Author: Pan

Date: 2020/7/25

我们在(四)(五)再生核中，我们谈到了如何将低维的数据映射到高维来进行一个非线性变换使得数据可分，我们并不需要花费大量的运算去寻找这个映射本身，我们只需要关注高维内积即可。那么这个究竟有什么用呢，我们将在这里谈到它的应用之一——核主元分析(Kernel Principle Component Analysis)。
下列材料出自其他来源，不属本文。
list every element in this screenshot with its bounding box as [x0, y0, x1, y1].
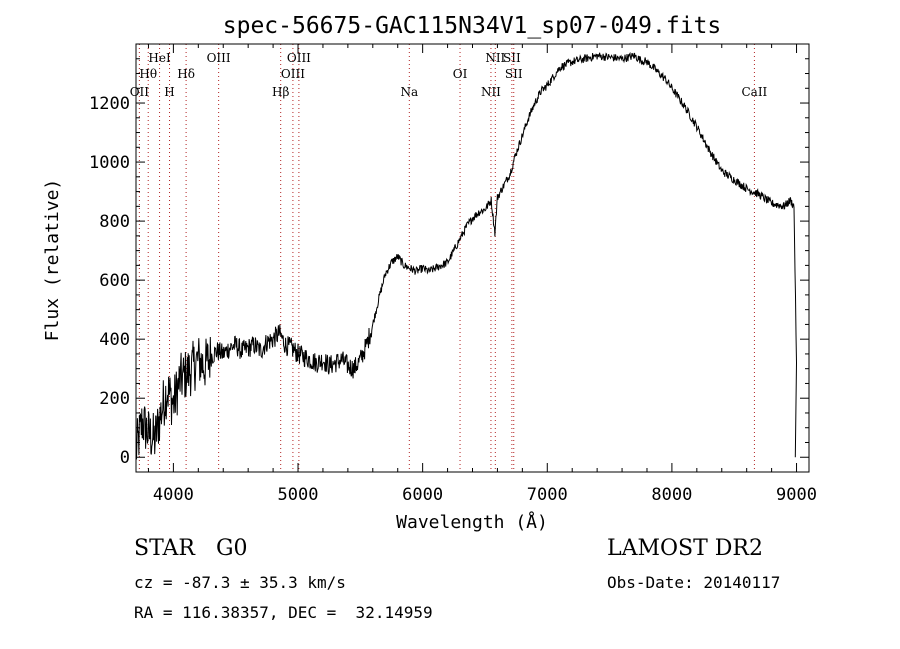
- line-marker-label: OIII: [287, 51, 311, 65]
- line-marker-label: OI: [453, 67, 468, 81]
- line-marker-label: OIII: [207, 51, 231, 65]
- line-marker-label: NII: [481, 85, 501, 99]
- plot-frame: [135, 43, 810, 473]
- line-marker-label: SII: [503, 51, 521, 65]
- line-marker-label: Hβ: [272, 85, 289, 99]
- x-axis-label: Wavelength (Å): [396, 511, 548, 533]
- x-tick-label: 7000: [527, 485, 568, 505]
- line-marker-label: SII: [505, 67, 523, 81]
- emission-line-markers: HθOIIHeIHHδOIIIHβOIIIOIIINaOINIINIISIISI…: [130, 44, 768, 472]
- y-tick-label: 200: [99, 389, 130, 409]
- line-marker-label: H: [164, 85, 174, 99]
- x-tick-label: 6000: [402, 485, 443, 505]
- object-class: STAR G0: [134, 536, 248, 561]
- line-marker-label: CaII: [741, 85, 767, 99]
- redshift-value: cz = -87.3 ± 35.3 km/s: [134, 573, 346, 592]
- chart-title: spec-56675-GAC115N34V1_sp07-049.fits: [223, 13, 722, 39]
- spectrum-line: [135, 51, 798, 460]
- line-marker-label: NII: [485, 51, 505, 65]
- y-tick-label: 1000: [89, 153, 130, 173]
- x-axis: 4000 5000 6000 7000 8000 9000: [147, 44, 817, 505]
- observation-date: Obs-Date: 20140117: [607, 573, 781, 592]
- x-tick-label: 9000: [776, 485, 817, 505]
- line-marker-label: Na: [400, 85, 418, 99]
- y-tick-label: 800: [99, 212, 130, 232]
- line-marker-label: Hδ: [177, 67, 195, 81]
- y-tick-label: 0: [120, 448, 130, 468]
- survey-name: LAMOST DR2: [607, 536, 763, 561]
- x-tick-label: 8000: [651, 485, 692, 505]
- y-tick-label: 1200: [89, 94, 130, 114]
- line-marker-label: OIII: [281, 67, 305, 81]
- x-tick-label: 5000: [278, 485, 319, 505]
- line-marker-label: Hθ: [139, 67, 157, 81]
- x-tick-label: 4000: [153, 485, 194, 505]
- coordinates: RA = 116.38357, DEC = 32.14959: [134, 603, 433, 622]
- y-axis-label: Flux (relative): [42, 179, 63, 342]
- line-marker-label: HeI: [148, 51, 171, 65]
- y-axis: 0 200 400 600 800 1000 1200: [89, 58, 809, 468]
- y-tick-label: 600: [99, 271, 130, 291]
- line-marker-label: OII: [130, 85, 150, 99]
- y-tick-label: 400: [99, 330, 130, 350]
在谈及这个话题之前，我们需要先了解什么是主元分析(Principle Component Analysis;PCA)，以及它的优缺点，并从优化的角度对PCA进行进一步的解释。

1.主元分析的基本概念

1.首先谈一谈我们为什么需要PCA，这其实和我们的数据特征的相关性有关，为什么我们不希望有冗余的特征呢，其实在(一)机器学习的基本概要中我们已经讨论过这个问题，这个原因是模型的复杂度，如果模型的复杂度太高，我们的泛化误差上界就会很大，在(一)中我们知道泛化误差上界是模型复杂度与样本数量的函数，即： $R_{exp}(f)\geq R_{emp}(f)+\sqrt{\frac{1}{2N}\cdot ln(\frac{d}{\alpha })}$ ;其中d是假设空间的大小，N是样本数量。当我们的数据有冗余特征，模型假设空间内的参数向量个数与维数都会显著增加，即假设空间d增大，很有可能导致模型过拟合，模型的过拟合讲导模型过分追求训练数据上的精确度，对现实数据的泛化能力变差，这是我们不愿意看到的。于是降维就是我们必须的一个手段。而PCA就是降维的其中一种方式。

那么什么是PCA呢。

首先我们对Population PCA进行定义，这个定义并非基于样本，而是基于总体。

我们给出如下定义：

定义：如果 $\vec{X}\in R^{p}$ 是一个均值为 $\vec{\mu}$ ,方差矩阵为 $\Sigma$ 的随机向量，那么从 $X$ 到 $Y$ 的一个映射可以写作： $Y=(X-\vec{\mu})\cdot U$ ；其中， $U$ 是 $p\times k$ 的正交矩阵，且 $U^{T}\cdot \Sigma \cdot U = \Lambda ;\Lambda=diag(\lambda_{1},\lambda_{2}...\lambda_{k});\lambda_{1}\geq\lambda_{2}\geq...\geq\lambda_{k}; 0\leq k \leq p;$

这里的一些性质不禁让我们联想到(二)多元高斯分布与概率图条件独立性假设中的定理1。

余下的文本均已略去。